Department of Dermatology, Qilu Hospital, Cheeloo College of Medicine, Shandong University, Jinan, China.
Exp Dermatol. 2022 Aug;31(8):1145-1153. doi: 10.1111/exd.14565. Epub 2022 Mar 18.
Psoriasis is a chronic, immune-mediated skin disease accompanied by hyperproliferation and inflammation of keratinocytes. Circular RNAs (circRNAs) as new players regulating the development of psoriasis have been reported in recent years. However, its mechanism has not yet been fully revealed. In this study, we identified that hsa_circ_0033469 (circEIF5) was highly expressed in psoriasis tissues compared with the normal skin. We investigated the functional roles of circEIF5 in proliferation and inflammatory of HaCat cells under M5-stimulated inflammatory condition. By using a approach of knockdown and overexpression of circEIF5, we showed that circEIF5 could promote proliferation by facilitating the G1/S transition and increase secretion of chemokines in HaCat cells. These moderating effects of circEIF5 were associated with the activating of the NF-κB and STAT3 signalling pathways. Moreover, NF-κB and STAT3 inhibition abrogated circEIF5-induced promotion of cell proliferation and chemokine secretion. These results indicated that through NF-κB and STAT3 signalling pathways, circEIF5 regulated the proliferation and chemokine secretion of HaCat cells and contributed to the pathogenesis of psoriasis, which might become a potent target for psoriasis treatment.
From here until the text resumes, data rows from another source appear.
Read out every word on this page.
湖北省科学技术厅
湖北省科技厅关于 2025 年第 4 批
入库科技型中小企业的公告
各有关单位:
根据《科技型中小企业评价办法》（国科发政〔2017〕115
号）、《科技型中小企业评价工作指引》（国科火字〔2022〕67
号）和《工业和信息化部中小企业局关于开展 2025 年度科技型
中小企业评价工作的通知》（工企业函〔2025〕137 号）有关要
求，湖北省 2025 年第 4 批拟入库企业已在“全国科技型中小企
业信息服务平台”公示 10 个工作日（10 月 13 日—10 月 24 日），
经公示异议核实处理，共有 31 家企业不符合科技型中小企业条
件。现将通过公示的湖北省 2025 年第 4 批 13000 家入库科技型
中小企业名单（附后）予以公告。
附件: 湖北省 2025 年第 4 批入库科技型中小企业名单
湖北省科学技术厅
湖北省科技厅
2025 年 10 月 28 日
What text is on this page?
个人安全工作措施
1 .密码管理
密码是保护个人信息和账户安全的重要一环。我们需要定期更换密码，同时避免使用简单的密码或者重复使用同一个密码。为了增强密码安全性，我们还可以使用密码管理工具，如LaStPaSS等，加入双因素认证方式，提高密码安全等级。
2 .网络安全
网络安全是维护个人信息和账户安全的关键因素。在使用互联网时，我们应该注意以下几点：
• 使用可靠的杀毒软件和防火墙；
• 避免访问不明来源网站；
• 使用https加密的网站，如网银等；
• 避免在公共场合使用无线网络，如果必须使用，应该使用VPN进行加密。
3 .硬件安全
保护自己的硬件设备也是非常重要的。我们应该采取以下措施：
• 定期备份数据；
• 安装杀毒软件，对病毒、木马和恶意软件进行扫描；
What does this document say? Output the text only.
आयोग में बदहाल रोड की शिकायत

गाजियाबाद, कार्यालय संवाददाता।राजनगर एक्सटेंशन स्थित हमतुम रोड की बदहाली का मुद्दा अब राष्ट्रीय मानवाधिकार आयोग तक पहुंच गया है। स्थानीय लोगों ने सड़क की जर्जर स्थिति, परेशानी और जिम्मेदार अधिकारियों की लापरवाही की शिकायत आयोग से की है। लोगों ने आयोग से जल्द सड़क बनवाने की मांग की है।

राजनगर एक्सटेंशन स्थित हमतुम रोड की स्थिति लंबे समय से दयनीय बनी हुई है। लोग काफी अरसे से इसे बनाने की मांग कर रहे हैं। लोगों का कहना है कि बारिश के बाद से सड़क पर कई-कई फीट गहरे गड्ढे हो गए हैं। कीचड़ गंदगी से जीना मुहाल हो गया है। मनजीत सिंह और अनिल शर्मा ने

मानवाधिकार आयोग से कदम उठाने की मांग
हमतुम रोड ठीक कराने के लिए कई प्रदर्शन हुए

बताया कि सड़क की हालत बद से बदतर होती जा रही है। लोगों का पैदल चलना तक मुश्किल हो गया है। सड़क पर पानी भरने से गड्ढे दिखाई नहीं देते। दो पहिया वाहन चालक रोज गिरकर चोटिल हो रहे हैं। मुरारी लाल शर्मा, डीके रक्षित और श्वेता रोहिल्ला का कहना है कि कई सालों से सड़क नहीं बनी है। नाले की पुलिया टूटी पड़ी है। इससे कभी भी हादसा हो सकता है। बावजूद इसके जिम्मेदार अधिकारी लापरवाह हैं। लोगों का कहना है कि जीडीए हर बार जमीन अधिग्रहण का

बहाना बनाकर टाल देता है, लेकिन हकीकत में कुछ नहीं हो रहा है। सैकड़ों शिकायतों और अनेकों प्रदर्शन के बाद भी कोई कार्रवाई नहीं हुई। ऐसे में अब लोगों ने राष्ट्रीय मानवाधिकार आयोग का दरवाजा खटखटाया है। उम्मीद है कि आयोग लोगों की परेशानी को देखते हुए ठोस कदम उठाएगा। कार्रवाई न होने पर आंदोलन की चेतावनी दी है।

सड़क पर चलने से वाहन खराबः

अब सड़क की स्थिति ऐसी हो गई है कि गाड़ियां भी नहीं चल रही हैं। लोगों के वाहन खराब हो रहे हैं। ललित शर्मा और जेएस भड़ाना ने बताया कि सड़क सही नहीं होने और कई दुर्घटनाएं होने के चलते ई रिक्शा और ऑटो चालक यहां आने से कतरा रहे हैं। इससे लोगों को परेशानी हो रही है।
银屑病是一种慢性、免疫介导的皮肤疾病,伴有角质形成细胞的过度增殖和炎症。近年来,已有研究报道环状 RNA(circRNA)作为调节银屑病发展的新调控因子。然而,其机制尚未完全阐明。在本研究中,我们发现 hsa_circ_0033469(circEIF5)在银屑病组织中的表达明显高于正常皮肤。我们研究了 circEIF5 在 M5 刺激炎症条件下对 HaCat 细胞增殖和炎症的功能作用。通过使用 circEIF5 敲低和过表达的方法,我们发现 circEIF5 可以通过促进 G1/S 期转换促进增殖,并增加 HaCat 细胞中趋化因子的分泌。circEIF5 的这些调节作用与 NF-κB 和 STAT3 信号通路的激活有关。此外,NF-κB 和 STAT3 的抑制消除了 circEIF5 诱导的促进细胞增殖和趋化因子分泌的作用。这些结果表明,circEIF5 通过 NF-κB 和 STAT3 信号通路调节 HaCat 细胞的增殖和趋化因子分泌,促进银屑病的发病机制,可能成为银屑病治疗的有效靶点。